Dottori and Todini (2011) first proposed to develop a fast flood model based on the concept of cellular automata (CA), which can significantly speed up the computation speed, but for high-resolution numerical terrain (e.g., 2 m or finer), the CA model still requires a longer computation time. Some studies have begun to use a Digital Elevation Model (DEM) as a basis to utilize the elevation difference generated by the terrain to transmit and disperse the flood water. The DEM model is assumed to take advantage of the characteristics of water flowing from the higher to the lower part of the terrain, and any inundation will fill the so-called terrain depression before continuing to the next place, this theory is called flat-water assumption. This type of inundation model driven by numerical terrain differences is fast and stable because it does not need to solve the complicated momentum equation, but only the conservation of mass.

The disadvantage is that it cannot provide the temporal evaluation of the flooding process. In this study, we propose to integrate CA and DEM to develop a two-dimensional hybrid inundation model (HIM).

The results shown above are for the 2014 flood event in Nice, France. Overall, only about 2% of the total rainfall was discharged into the drainage system, a finding similar to this study, which was also found in the paper by Salvan (2017). Furthermore, the HIM model simulation shows that the main problem causing the disaster in this area is the difference in the direction of the surface water flow and the drainage system flow.

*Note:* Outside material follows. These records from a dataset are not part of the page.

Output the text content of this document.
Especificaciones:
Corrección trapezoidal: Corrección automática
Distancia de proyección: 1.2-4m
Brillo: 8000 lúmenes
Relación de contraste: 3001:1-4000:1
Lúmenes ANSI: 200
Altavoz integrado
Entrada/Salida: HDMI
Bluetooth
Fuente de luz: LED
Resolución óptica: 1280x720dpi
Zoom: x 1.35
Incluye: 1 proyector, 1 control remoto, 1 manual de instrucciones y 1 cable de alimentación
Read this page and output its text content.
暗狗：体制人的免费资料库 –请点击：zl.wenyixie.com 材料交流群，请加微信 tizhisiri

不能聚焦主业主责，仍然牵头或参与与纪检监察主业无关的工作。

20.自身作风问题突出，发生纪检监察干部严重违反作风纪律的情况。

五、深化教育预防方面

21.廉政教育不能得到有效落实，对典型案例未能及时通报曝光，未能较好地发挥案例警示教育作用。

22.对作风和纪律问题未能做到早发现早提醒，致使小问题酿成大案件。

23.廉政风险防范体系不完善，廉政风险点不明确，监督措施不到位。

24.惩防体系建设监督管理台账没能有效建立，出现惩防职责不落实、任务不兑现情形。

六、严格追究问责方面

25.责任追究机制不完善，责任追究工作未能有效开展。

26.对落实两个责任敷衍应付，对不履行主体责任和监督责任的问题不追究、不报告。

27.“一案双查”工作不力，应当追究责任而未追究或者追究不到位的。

In the figure above, red is the direction of surface water flow and blue is the direction of drainage flow. The result shows that the drainage system flows from the west to the east of the area, while the surface water flows in the exact opposite direction. In addition, the drainage system covers only a small portion of the urban catchment area, so to improve the flooding problem, more pipes are needed to intercept surface water in order to minimize flood damage in the area.